Der Tagesspiegel vom 16.04.2021 von Ralf Schönball

Wenn ein Fußballspiel 8:0 ausgeht, nennt man das eine Klatsche. Wenn acht Richter des Bundesverfassungsgerichts ohne Gegenstimme ein Gesetz wie das zum Berliner Mietendeckel für „nichtig“ erklären, weil es gegen die Verfassung verstößt, ist das ein Desaster für den Gesetzgeber und ein Tiefschlag für die rot-rot-grüne Koalition.

Wer immer schon Zweifel hatte, unkt nun, der Senat habe den Verstoß gegen die Verfassung wissentlich in Kauf genommen. Andererseits steht das eindeutige Votum aus Karlsruhe durchaus im Gegensatz zu den unterschiedlichen juristischen Expertisen, die es für Berlin gab. Und doch: Ein ehemaliger Präsident des Verfassungsgerichts hatte das Gesetz für verfassungswidrig erklärt, und auch ein Gutachter, den die Senatskanzlei selbst beauftragt hatte. Beide hatten gewarnt: Der Mietendeckel geht so nicht.

Mietrecht ist Sache des Bundes. Der hat einen „Interessenausgleich“ zwischen Mietern und Vermietern geschaffen. Wer den verändern will, braucht dafür Mehrheiten: und zwar im Bund. Berlin ist nicht das kleine wehrhafte Dorf mit eigenen Regeln. Aber die Stadt kann sich ebenso wenig den Kräften des Marktes entziehen, der den Mangel an Wohnungen mit steigenden Mieten quittiert.

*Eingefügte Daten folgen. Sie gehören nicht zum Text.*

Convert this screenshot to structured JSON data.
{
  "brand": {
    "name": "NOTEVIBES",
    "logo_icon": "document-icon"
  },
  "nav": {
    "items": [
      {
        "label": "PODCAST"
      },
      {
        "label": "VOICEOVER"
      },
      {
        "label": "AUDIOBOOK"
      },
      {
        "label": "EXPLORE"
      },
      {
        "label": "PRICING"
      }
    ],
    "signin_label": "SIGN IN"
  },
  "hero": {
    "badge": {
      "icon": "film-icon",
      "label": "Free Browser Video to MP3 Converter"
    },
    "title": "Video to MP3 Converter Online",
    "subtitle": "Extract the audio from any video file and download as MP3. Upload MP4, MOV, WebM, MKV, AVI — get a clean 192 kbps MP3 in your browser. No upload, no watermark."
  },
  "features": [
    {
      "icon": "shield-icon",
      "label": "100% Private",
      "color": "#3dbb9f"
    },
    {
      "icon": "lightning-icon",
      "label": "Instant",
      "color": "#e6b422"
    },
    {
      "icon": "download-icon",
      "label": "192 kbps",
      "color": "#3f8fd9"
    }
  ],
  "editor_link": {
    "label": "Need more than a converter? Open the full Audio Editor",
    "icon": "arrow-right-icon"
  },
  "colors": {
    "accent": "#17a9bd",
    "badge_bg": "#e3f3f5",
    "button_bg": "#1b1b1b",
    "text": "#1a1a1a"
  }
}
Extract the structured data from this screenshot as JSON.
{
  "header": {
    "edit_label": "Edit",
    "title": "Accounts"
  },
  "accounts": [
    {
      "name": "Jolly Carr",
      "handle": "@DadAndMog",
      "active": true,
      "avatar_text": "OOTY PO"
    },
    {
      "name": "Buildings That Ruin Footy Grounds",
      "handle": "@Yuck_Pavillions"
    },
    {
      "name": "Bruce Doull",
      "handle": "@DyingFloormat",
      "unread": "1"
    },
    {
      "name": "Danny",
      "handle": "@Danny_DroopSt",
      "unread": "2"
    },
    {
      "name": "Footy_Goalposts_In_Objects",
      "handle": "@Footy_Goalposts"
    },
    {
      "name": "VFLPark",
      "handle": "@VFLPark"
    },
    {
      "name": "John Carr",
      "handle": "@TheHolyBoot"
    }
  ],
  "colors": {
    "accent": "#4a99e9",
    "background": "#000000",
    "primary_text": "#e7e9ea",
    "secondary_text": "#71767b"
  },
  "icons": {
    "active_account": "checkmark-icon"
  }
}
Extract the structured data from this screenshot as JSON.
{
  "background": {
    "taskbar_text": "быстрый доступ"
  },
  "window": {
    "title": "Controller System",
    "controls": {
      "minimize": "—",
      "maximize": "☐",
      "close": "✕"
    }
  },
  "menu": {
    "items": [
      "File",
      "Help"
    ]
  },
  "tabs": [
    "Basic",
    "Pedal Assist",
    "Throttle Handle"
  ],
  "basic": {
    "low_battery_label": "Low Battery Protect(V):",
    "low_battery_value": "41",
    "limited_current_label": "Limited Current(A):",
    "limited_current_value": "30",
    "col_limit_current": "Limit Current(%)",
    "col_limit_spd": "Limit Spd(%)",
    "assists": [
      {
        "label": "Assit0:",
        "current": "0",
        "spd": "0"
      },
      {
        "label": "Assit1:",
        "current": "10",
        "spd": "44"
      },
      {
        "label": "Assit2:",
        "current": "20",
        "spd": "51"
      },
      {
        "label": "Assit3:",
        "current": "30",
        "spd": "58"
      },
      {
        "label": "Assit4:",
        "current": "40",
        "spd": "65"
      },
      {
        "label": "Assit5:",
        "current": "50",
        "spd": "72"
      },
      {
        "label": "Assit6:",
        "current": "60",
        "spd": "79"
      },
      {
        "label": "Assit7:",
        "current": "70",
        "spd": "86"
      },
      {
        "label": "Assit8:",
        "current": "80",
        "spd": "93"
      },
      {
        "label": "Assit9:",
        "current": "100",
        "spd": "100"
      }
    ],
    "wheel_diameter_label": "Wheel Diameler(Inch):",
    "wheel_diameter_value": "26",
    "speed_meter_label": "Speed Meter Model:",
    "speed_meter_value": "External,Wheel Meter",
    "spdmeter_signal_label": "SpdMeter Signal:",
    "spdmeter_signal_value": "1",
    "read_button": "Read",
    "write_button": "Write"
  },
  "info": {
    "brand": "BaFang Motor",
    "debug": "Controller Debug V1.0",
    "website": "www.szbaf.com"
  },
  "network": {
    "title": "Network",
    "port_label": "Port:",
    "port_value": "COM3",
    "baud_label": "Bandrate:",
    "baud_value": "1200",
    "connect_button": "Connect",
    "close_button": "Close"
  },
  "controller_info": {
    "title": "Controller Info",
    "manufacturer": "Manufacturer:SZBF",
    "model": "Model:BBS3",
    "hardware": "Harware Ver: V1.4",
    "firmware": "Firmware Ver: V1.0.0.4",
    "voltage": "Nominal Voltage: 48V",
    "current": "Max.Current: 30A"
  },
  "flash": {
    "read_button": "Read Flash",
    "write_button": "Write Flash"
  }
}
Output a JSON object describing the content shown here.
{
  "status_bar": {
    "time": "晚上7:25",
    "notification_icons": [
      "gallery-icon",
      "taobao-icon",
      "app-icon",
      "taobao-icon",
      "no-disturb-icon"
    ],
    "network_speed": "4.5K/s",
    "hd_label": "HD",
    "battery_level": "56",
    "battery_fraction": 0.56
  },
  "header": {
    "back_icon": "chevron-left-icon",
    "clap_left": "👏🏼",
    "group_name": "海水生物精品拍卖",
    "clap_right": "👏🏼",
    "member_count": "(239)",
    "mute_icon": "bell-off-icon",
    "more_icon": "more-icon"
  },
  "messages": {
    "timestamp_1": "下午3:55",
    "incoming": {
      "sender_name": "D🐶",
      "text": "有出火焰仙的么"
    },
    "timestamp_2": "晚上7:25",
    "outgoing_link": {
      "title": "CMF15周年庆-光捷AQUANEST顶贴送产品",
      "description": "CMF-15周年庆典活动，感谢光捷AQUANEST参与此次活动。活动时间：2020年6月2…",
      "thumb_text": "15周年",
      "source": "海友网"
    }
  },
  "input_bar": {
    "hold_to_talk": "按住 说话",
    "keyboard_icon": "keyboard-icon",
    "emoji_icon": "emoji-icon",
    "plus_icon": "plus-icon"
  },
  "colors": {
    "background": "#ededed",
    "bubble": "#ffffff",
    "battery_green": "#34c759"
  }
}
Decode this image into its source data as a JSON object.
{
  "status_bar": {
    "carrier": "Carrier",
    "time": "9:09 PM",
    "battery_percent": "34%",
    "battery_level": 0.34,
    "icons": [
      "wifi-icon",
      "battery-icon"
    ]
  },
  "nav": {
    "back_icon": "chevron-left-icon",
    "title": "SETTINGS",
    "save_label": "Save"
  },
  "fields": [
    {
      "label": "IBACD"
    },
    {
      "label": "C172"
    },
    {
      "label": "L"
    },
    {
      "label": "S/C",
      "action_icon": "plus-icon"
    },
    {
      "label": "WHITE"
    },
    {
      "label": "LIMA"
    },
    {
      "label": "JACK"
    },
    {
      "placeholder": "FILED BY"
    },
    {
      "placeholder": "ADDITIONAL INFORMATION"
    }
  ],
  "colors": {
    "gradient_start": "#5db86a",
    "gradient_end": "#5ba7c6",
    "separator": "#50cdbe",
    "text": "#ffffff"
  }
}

Die Politik kann aber sehr wohl etwas tun, sie kann bauen . Aber das trieb die von der Linken verantwortete Stadtentwicklung allenfalls halbherzig voran. Statt mehr sind weniger Wohnungen im Angebot, statt mehr genehmigten die Bauämter weniger neue Wohnungen als in der letzten Legislatur. Die Not wächst – und R2G fand dagegen kein Rezept. Dennoch war die „Nothilfe“, wie Senatsvertreter den Deckel nennen, ein Weckruf. Denn Wohnungsnot herrscht nicht nur in Berlin , sondern in vielen deutschen Städten. In Potsdam entsteht ein Bürgerbegehren gegen Mietsteigerungen. Und der Oberbürgermeister von Frankfurt am Main will einen Mietenstopp herbeiführen. Das Bundesverfassungsgericht hat mit seiner Entscheidung nun auch abgewendet, dass in Deutschland ein Patchwork unterschiedlicher regionaler Mietgesetzgebungen entsteht.

Am Kern des Übels, dem Mangel an bezahlbaren Wohnraum, ändert das alles nichts. Seit Jahren verhallen Aufforderungen von Verbändebündnissen, deutschlandweit wirksame Anreize zum Bau bezahlbarer Wohnungen zu schaffen. Die Mietpreisbremse des Bundes und deren seit 2020 geltende Verschärfung kamen zu spät, und sie bewirkten zu wenig. Was die Kommunen brauchen, ist ein Gesetz, das ihnen einen Mietenstopp für einen begrenzten Zeitraum erlaubt, wenn Mangel an bezahlbarem Wohnraum herrscht.

Dafür, dass ein struktureller Mangel die Mieten steigen lässt, gibt es reichlich Anzeichen: In Großstädten steht nahezu keine Wohnung mehr leer, und seit Jahren nehmen deren Einwohnerzahlen stärker zu als die Angebote an Wohnungen. In der Folge steigen die Mieten schneller als die Einkommen. Diese Entwicklung macht das Leben zum Luxus, was nicht sein darf. Die Grünen forderten bereits ein bundesweites Recht auf einen Mietendeckel. Die Sozialdemokraten erwägen, mit dem Thema in den Wahlkampf zu gehen. Die politischen Farbenspiele, die nach den Wahlen im Herbst in diesem Land möglich werden, sind bunter denn je. Wie die Parteien die bestimmende soziale Frage der Zeit, nämlich die Wohnungsnot, lösen wollen, könnte für unentschlossene Wähler maßgeblich werden.